Remember when we talked about perspective? All that Israel's soldiers could see was big, strong Goliath.
While the army was away from Israel, the people back home thought of them often. One man named Jesse wanted to make sure his sons had enough to eat and to hear news about how they were doing. He sent his youngest son, David (who had stayed behind to watch the family sheep), to take food to the camp and check on his brothers. David arrived just as Goliath shouted across the valley.
David was surprised to see Israel's warriors back away from Goliath in fear. When David looked at Goliath, he didn't just see how big Goliath was. His perspective was different. He saw how big God is. He remembered how God had helped him kill a bear and a lion when protecting his sheep, and he knew that Goliath was only another creature that God made. David remembered God's promises to protect Israel and that God would honor those who honored Him.
So David wasn't afraid, and David didn't run away from the battle. Even though he was only a boy, he decided to fight Goliath.
King Saul offered David his own armor to wear, but David wasn't used to wearing it and chose to go to battle with only his sling and five smooth stones that he picked up by the brook. Goliath couldn't believe his eyes! "Am I a dog, that you come after me with sticks?" he said. Goliath was sure he could easily defeat little David—but Goliath didn't have the one true God in his perspective. He didn't know that God was ready to help David, but David knew. He told everyone, "The battle is the Lord's!"
Goliath started toward David first. David ran to the battle line, pulled out his sling and placed a rock in it. He slung it over his head and the stone flew through the air straight and true, and sunk right into the middle of Goliath's forehead, just below his helmet. Goliath toppled over and fell to the ground. David took Goliath's own sword and cut off his head. The battle was over in just a few seconds.

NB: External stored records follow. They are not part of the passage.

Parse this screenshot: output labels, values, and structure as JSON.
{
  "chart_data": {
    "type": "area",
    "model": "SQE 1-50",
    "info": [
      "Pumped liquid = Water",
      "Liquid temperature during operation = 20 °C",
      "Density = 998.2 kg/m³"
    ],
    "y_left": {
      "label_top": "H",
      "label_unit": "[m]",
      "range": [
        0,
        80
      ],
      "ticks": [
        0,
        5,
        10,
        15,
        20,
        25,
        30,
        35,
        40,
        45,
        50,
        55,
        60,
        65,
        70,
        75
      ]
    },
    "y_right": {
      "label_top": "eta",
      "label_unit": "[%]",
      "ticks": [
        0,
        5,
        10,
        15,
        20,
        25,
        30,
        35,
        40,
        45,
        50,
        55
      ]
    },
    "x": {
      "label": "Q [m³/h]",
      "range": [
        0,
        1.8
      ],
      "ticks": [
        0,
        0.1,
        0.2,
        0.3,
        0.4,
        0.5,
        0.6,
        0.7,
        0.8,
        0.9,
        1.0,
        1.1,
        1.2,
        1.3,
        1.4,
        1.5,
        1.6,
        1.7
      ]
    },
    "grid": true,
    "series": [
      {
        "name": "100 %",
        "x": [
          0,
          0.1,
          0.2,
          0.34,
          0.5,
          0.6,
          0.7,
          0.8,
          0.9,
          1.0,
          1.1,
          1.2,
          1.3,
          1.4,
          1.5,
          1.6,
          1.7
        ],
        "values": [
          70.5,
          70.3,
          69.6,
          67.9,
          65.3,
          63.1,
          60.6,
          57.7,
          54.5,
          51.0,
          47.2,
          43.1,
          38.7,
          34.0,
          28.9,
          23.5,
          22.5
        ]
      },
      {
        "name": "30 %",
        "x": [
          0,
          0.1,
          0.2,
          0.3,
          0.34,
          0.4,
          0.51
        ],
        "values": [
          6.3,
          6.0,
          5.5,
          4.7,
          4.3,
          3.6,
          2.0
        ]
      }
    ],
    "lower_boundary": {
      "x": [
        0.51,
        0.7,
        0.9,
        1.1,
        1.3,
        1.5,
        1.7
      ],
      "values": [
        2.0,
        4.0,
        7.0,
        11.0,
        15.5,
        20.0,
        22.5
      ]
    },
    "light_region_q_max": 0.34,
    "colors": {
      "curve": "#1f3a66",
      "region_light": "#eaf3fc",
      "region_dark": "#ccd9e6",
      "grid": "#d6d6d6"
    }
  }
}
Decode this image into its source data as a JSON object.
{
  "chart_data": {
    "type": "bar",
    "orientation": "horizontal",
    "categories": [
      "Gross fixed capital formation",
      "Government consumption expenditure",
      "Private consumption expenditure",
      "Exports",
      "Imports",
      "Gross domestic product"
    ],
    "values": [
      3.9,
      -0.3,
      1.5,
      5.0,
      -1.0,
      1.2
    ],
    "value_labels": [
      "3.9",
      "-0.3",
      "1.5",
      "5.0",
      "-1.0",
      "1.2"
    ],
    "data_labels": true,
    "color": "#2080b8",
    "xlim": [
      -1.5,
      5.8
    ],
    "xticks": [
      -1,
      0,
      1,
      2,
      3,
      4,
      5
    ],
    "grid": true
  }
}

The Philistine warriors didn't keep their promise to become Israel's servants when David defeated Goliath. When they saw little David holding Goliath's head, they ran away as fast as they could. Israel's army chased them out of Israel, and many Philistine soldiers were wounded or killed along the way.
David had the right perspective. He saw his big, giant God and knew that nothing, not even the giant Goliath, could stop God from keeping His promises and rescuing His people. God hasn't changed. If you are trusting Christ, you are one of His people. Nothing will stop Him from keeping His promises and rescuing you, too.